I stand in the pantry, I look at all of these things, and I feel like the greatest failure of all. We tried so damn hard. We fought. We promised Ty that he was strong and brave. I just want him back to take care of him. I want to change the dressing on his g-tube. To give him a gentle bath and kiss his scars as I dry him off. I used to love that so much. To get him so clean and comfy. I miss brushing his teeth and running my fingers through his hair – always keeping in mind his shunt and his never-ending stitches. Lou was saying just this morning that he ran his fingers through Gavin’s hair and the absence of a shunt reminded him of all the unfairness Ty endured. How he looks at pictures of baby Ty and simply can’t imagine that this perfect little baby of ours got cancer and died.

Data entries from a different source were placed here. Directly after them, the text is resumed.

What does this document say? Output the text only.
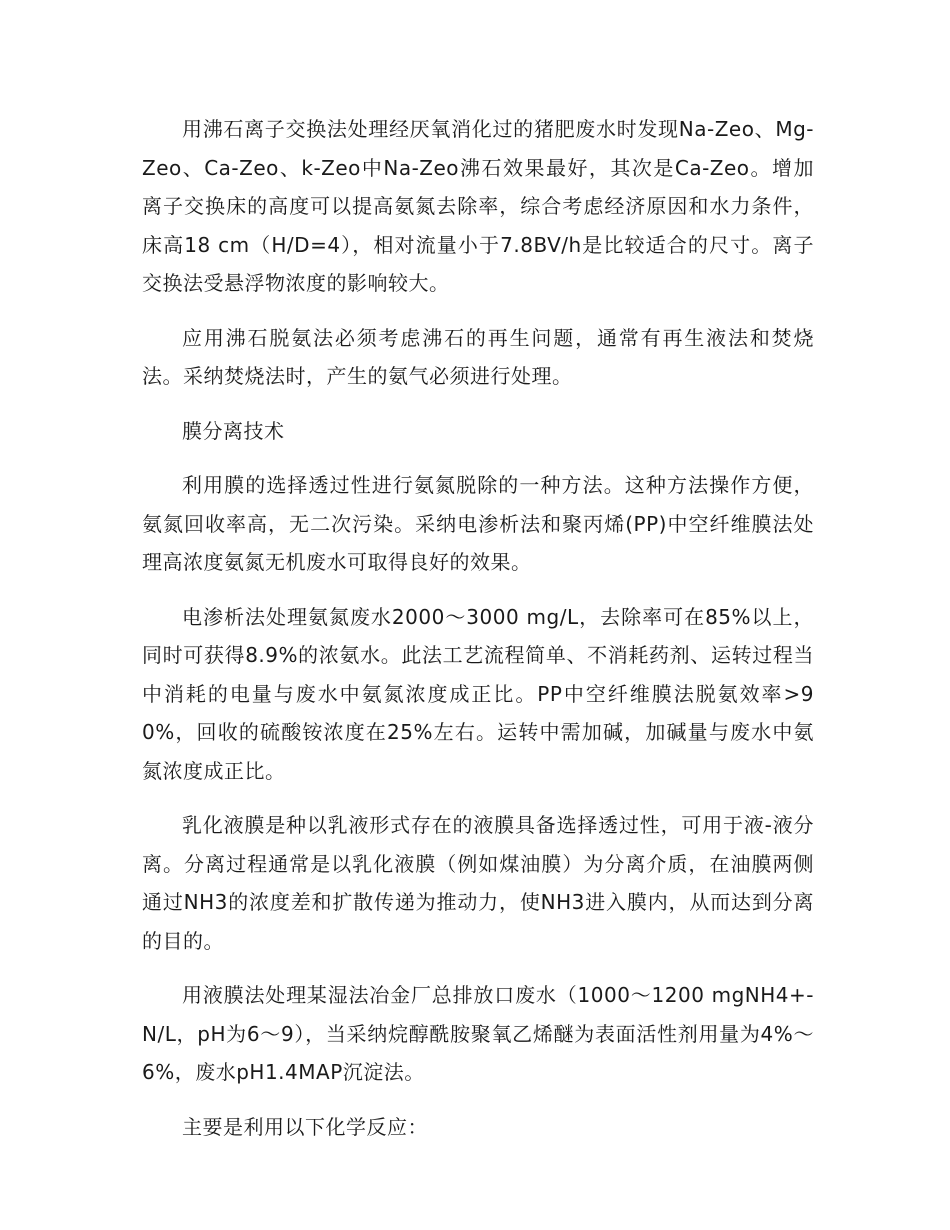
用沸石离子交换法处理经厌氧消化过的猪肥废水时发现Na-Zeo、Mg-Zeo、Ca-Zeo、k-Zeo中Na-Zeo沸石效果最好，其次是Ca-Zeo。增加离子交换床的高度可以提高氨氮去除率，综合考虑经济原因和水力条件，床高18 cm（H/D=4），相对流量小于7.8BV/h是比较适合的尺寸。离子交换法受悬浮物浓度的影响较大。

应用沸石脱氨法必须考虑沸石的再生问题，通常有再生液法和焚烧法。采纳焚烧法时，产生的氨气必须进行处理。

膜分离技术

利用膜的选择透过性进行氨氮脱除的一种方法。这种方法操作方便，氨氮回收率高，无二次污染。采纳电渗析法和聚丙烯(PP)中空纤维膜法处理高浓度氨氮无机废水可取得良好的效果。

电渗析法处理氨氮废水2000～3000 mg/L，去除率可在85%以上，同时可获得8.9%的浓氨水。此法工艺流程简单、不消耗药剂、运转过程当中消耗的电量与废水中氨氮浓度成正比。PP中空纤维膜法脱氨效率>90%，回收的硫酸铵浓度在25%左右。运转中需加碱，加碱量与废水中氨氮浓度成正比。

乳化液膜是种以乳液形式存在的液膜具备选择透过性，可用于液-液分离。分离过程通常是以乳化液膜（例如煤油膜）为分离介质，在油膜两侧通过NH3的浓度差和扩散传递为推动力，使NH3进入膜内，从而达到分离的目的。

用液膜法处理某湿法冶金厂总排放口废水（1000～1200 mgNH4+-N/L，pH为6～9），当采纳烷醇酰胺聚氧乙烯醚为表面活性剂用量为4%～6%，废水pH1.4MAP沉淀法。

主要是利用以下化学反应：
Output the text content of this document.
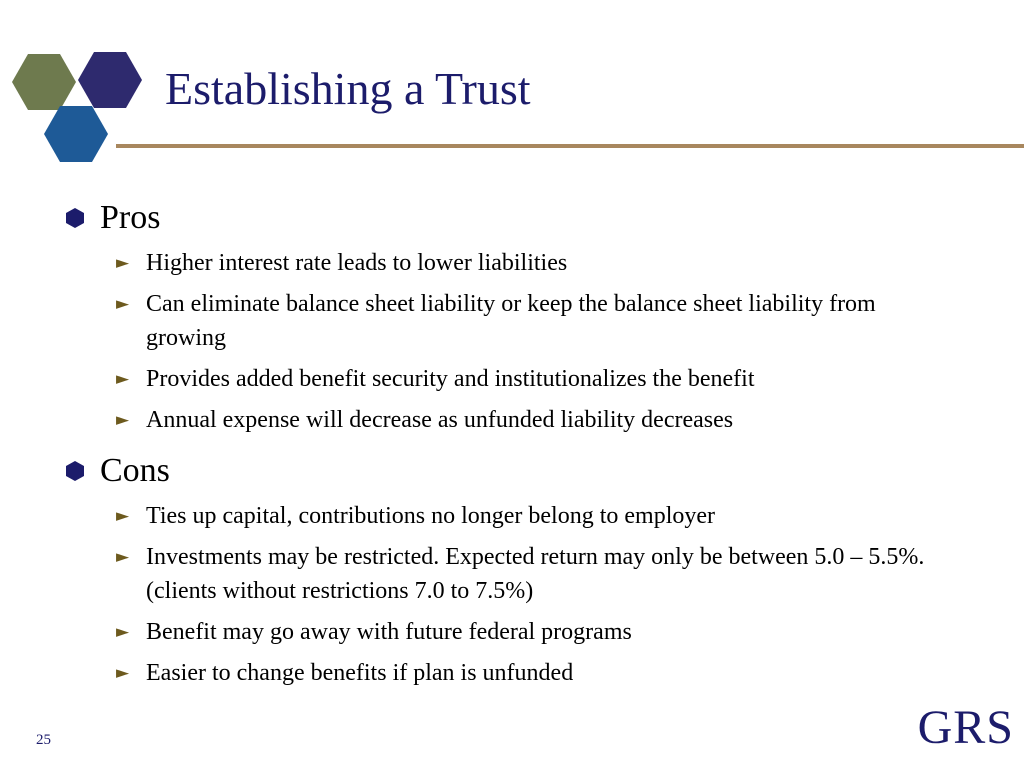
Establishing a Trust
Pros
► Higher interest rate leads to lower liabilities
► Can eliminate balance sheet liability or keep the balance sheet liability from growing
► Provides added benefit security and institutionalizes the benefit
► Annual expense will decrease as unfunded liability decreases
Cons
► Ties up capital, contributions no longer belong to employer
► Investments may be restricted. Expected return may only be between 5.0 – 5.5%. (clients without restrictions 7.0 to 7.5%)
► Benefit may go away with future federal programs
► Easier to change benefits if plan is unfunded
25	GRS
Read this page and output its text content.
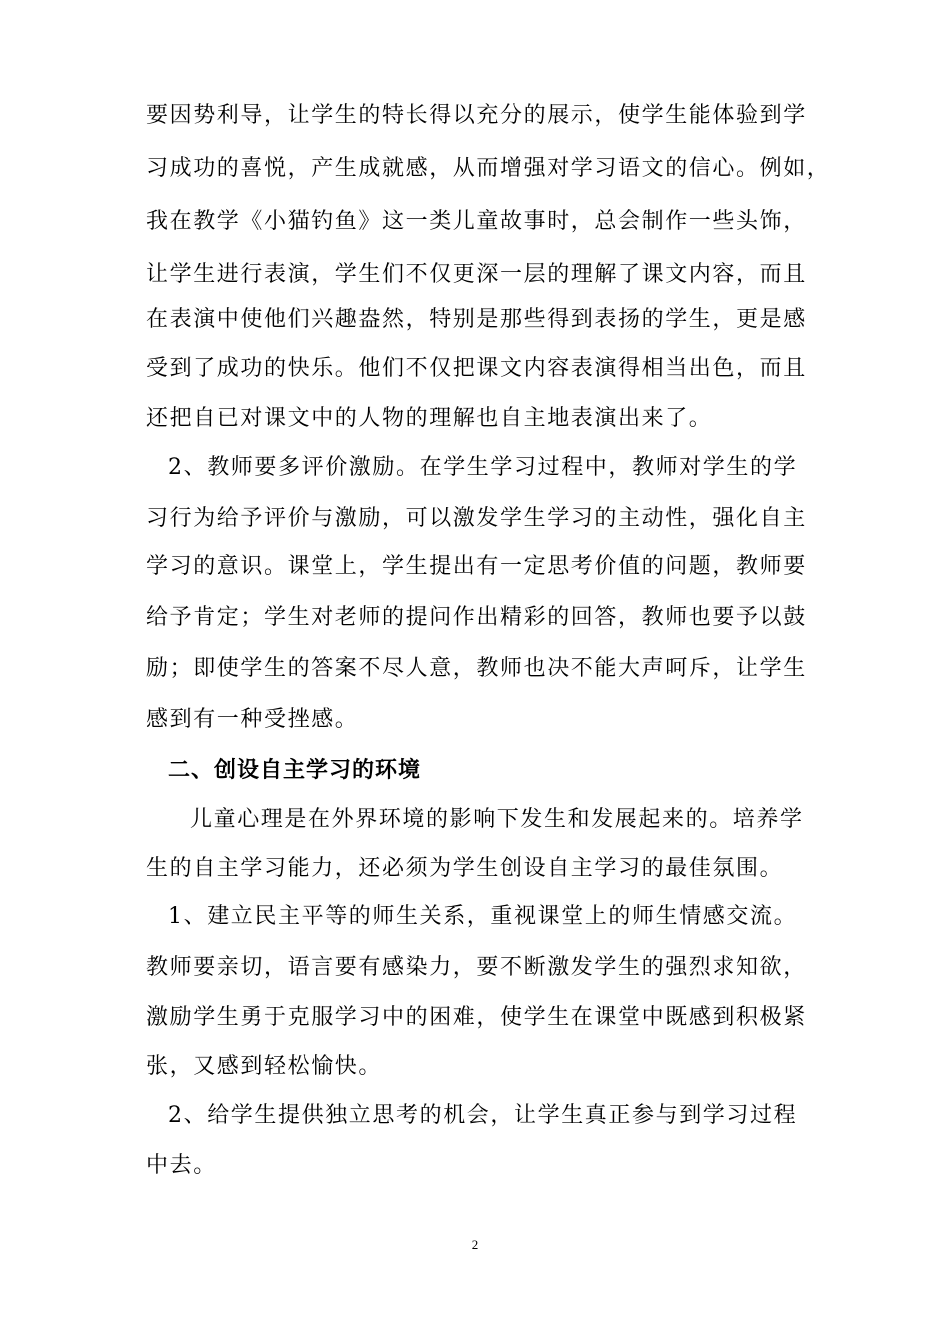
要因势利导，让学生的特长得以充分的展示，使学生能体验到学
习成功的喜悦，产生成就感，从而增强对学习语文的信心。例如，
我在教学《小猫钓鱼》这一类儿童故事时，总会制作一些头饰，
让学生进行表演，学生们不仅更深一层的理解了课文内容，而且
在表演中使他们兴趣盎然，特别是那些得到表扬的学生，更是感
受到了成功的快乐。他们不仅把课文内容表演得相当出色，而且
还把自已对课文中的人物的理解也自主地表演出来了。
2、教师要多评价激励。在学生学习过程中，教师对学生的学
习行为给予评价与激励，可以激发学生学习的主动性，强化自主
学习的意识。课堂上，学生提出有一定思考价值的问题，教师要
给予肯定；学生对老师的提问作出精彩的回答，教师也要予以鼓
励；即使学生的答案不尽人意，教师也决不能大声呵斥，让学生
感到有一种受挫感。
二、创设自主学习的环境
儿童心理是在外界环境的影响下发生和发展起来的。培养学
生的自主学习能力，还必须为学生创设自主学习的最佳氛围。
1、建立民主平等的师生关系，重视课堂上的师生情感交流。
教师要亲切，语言要有感染力，要不断激发学生的强烈求知欲，
激励学生勇于克服学习中的困难，使学生在课堂中既感到积极紧
张，又感到轻松愉快。
2、给学生提供独立思考的机会，让学生真正参与到学习过程
中去。
2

Naturally, I was sucked right into visiting Ty’s Captain America bedroom next (the one he never slept in, but loved just the same). I missed being there after being gone for a week. It is pretty much a shrine to our SuperTy and all the things that made him proud. I opened his drawers. I thumbed through his favorite books. I looked at his artwork from preschool and I kissed his arm and foot braces. I laid in his bed and cried. I put his stuffed animals to my nose, although they don’t smell like him anymore it is still comforting to know that he was one nuzzling with the same doll.
I put a few new framed pictures of him out on his nightstand. We took home some beautiful pictures from his memorial and I wanted to be able to see them every day. Including this one. Me and my boys. I am one lucky mama.
Then there’s Gavin’s room. I opened his closet and stared. We used the same closet for both Gavin and Ty since we moved here, and there are still so many doubles hanging there. Two matching bathrobes. Two gray blazers that they both wore last Easter. Two Calvin Klein dress shirts and matching blue ties. The matching Christmas tees that have a picture of a bulldog with a red Rudolf nose and antlers. There are also the clothes that were once Ty’s, like the Spiderman hoodie that Spiderman himself gave to Ty during our Make-A-Wish trip. The brown sweater that he always looked so handsome in. The Spiderman t-shirt that says “it’s web slinging time” when you press a button – he loved to show that off to his teacher, Brian, at Blythedale. He would call out, in a whisper, “Bwyy-annnn.” I can hear his weak little voice now. I love these clothes and I know Gavin would, too, but I don’t like to dress him in any of them. Sometimes it’s just too hard to look at Gavin wearing those things.
That's all for tonight. Back to work tomorrow! I will share updates on the foundation this week. In the meantime, we are so grateful for the Hudson Valley Pizza Fest today, thanks for those who supported Ty's foundation at this fun event. And thank you so much to our friends at Animal Kingdom who hosted a great PJ Day fundraiser while we were away! So sorry we missed it. Next weekend there is a Star Wars party at Jumpin' Jakes and a Horse Ride for Ty at Putnam County Park. Lots of great things on the horizon, and more updates on an exclusive charitable clothing line to come! Thank you so much for your support.